Thursday, 2 May 2013

Bangladesh, corporate murder and the race to the bottom

At least 400 people were slaughtered in the collapse of a multi-story sweatshop in Bangladesh this week, and the thug who owned it is quite properly a prime candidate for lynching in the public square. The news showed him being taken out of the courtroom wearing a police helmet and bulletproof vest.

But commentaries on this horrific incident are falling short. Yes, it’s true that the rush of textile jobs to China ended because Chinese workers, despite being forbidden to organize, are now attracting higher wages. And yes, Bangladesh was the next stop on Sweatshop Highway because people there are even more desperate to get a meal and therefore dutifully sewed clothes for Walmart, Children’s Place, Dress Barn and Bennetton for $65 a month, forced to gamble every day that they would actually survive and manage to go home at night to ‘enjoy’ it.

We’re really whistling in the dark, however, if we buy the permitted wisdom on this crime, which is that poor Bangladesh has to do some ‘catching up’ to the rest of us civilized folks on things like the rule of law, construction codes and worker protections. That is one load of screaming crap. While we pontificate grandiosely about how backward those dark people are, Obama and his corporate gang are doing everything in their power to block Bangladesh and a dozen other Asian countries from EVER establishing humane workplaces for their long-suffering millions.

As Bill Black, a former regulator and professor of economics at UM-Kansas City, points out, what happened in Bangladesh is not a weakness in the system; it’s a built-in feature:

The Road to Bangladesh is criminogenic. As firms are forced by “free trade” to force lower wages on their workers if they wish to stay competitive with their competitors who manufacture goods in nations like Bangladesh and as firms in Bangladesh engage in the same competition to constrain wages, the result can be murderous. The least ethical firms that are most willing to steal from their employees and place their lives and safety at risk in the workplace gain market share can produce a “Gresham’s dynamic” in which bad ethics drives good ethics out of the workplace.

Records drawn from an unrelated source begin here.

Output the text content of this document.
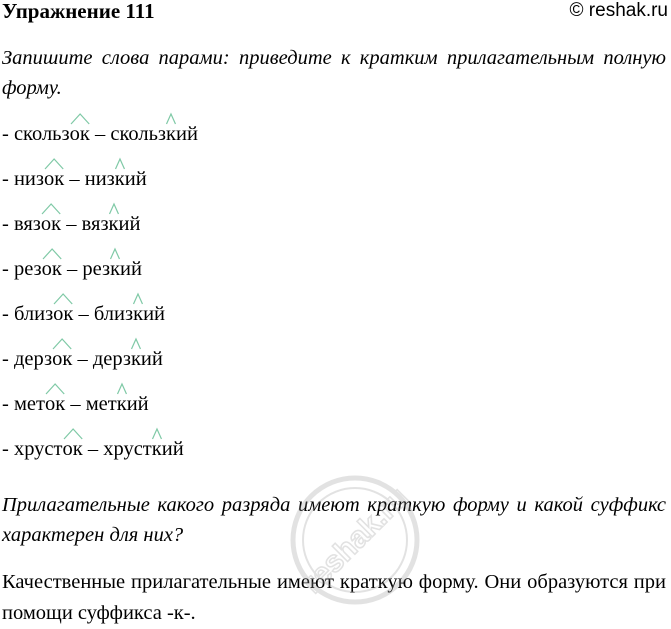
Упражнение 111	© reshak.ru
Запишите слова парами: приведите к кратким прилагательным полную форму.
- скольз
ок – скольз
кий
- низ
ок – низ
кий
- вяз
ок – вяз
кий
- рез
ок – рез
кий
- близ
ок – близ
кий
- дерз
ок – дерз
кий
- мет
ок – мет
кий
- хруст
ок – хруст
кий
Прилагательные какого разряда имеют краткую форму и какой суффикс характерен для них?
Качественные прилагательные имеют краткую форму. Они образуются при помощи суффикса -к-.
reshak.ru
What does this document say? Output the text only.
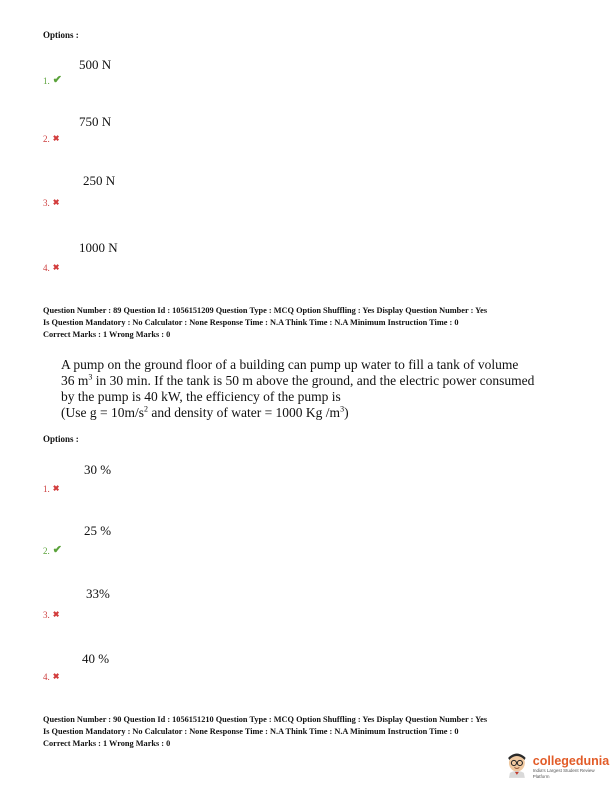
Options :
500 N
1. ✔
750 N
2. ✖
250 N
3. ✖
1000 N
4. ✖
Question Number : 89 Question Id : 1056151209 Question Type : MCQ Option Shuffling : Yes Display Question Number : Yes
Is Question Mandatory : No Calculator : None Response Time : N.A Think Time : N.A Minimum Instruction Time : 0
Correct Marks : 1 Wrong Marks : 0
A pump on the ground floor of a building can pump up water to fill a tank of volume
36 $m^3$ in 30 min. If the tank is 50 m above the ground, and the electric power consumed
by the pump is 40 kW, the efficiency of the pump is
(Use $g = 10m/s^2$ and density of water = 1000 Kg $/m^3$)
Options :
30 %
1. ✖
25 %
2. ✔
33%
3. ✖
40 %
4. ✖
Question Number : 90 Question Id : 1056151210 Question Type : MCQ Option Shuffling : Yes Display Question Number : Yes
Is Question Mandatory : No Calculator : None Response Time : N.A Think Time : N.A Minimum Instruction Time : 0
Correct Marks : 1 Wrong Marks : 0
collegedunia
India's Largest Student Review Platform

A Georgetown University professor piously asserted Wednesday night on ‘The News Hour’ that Bangladesh is ruled by a crass mafia that enjoys seamless crossover links between business and the state. That is true enough, although given that the so-called developed world includes Italy, I wonder how far it is safe to throw those particular stones. But it was a telling omission that this ‘free-trade expert’ had nothing to say about the Trans-Pacific Partnership being cooked up by the Washington elites under Obama that would systematically destroy any attempts by Bangladeshi workers to protect themselves.

As numerous commentators have been warning for months, the trade package now being negotiated under conditions of military secrecy (a commercial agreement, mind you, not a defense treaty) may include measures to establish supranational ‘dispute resolution’ entities that could easily trump labor and environmental laws on the grounds that a country’s legislation might restrict that unspeakably bullshit concept, ‘Free Trade’. If this sounds incredible, it should; but it could happen behind closed doors at the secret talks, then get shoved down deeply willing congressional throats.

The idea that a commercial treaty could be used to dismantle environmental, regulatory, employment and intellectual property laws by giving huge powers to an obscure bureaucracy should surprise no one paying attention, especially given the role of unelected Eurocrats in putting Greece, Cyprus, Portugal, Ireland and Spain under the banker boot. It is the ultimate expression of the democratic state’s replacement by corporate oligarchy, and it’s already been tested on the Mexicans via NAFTA with terrifying results.

Once in place, the ‘free-trade’ coup will accelerate the race to the bottom by which the most corrupt and ruthless, the corporate bosses least interested in worker safety and most ingenious in extracting the last drop of blood from them will emerge triumphant by squeezing out any remaining law-abiding institutions through the relentless laws of the capitalist marketplace.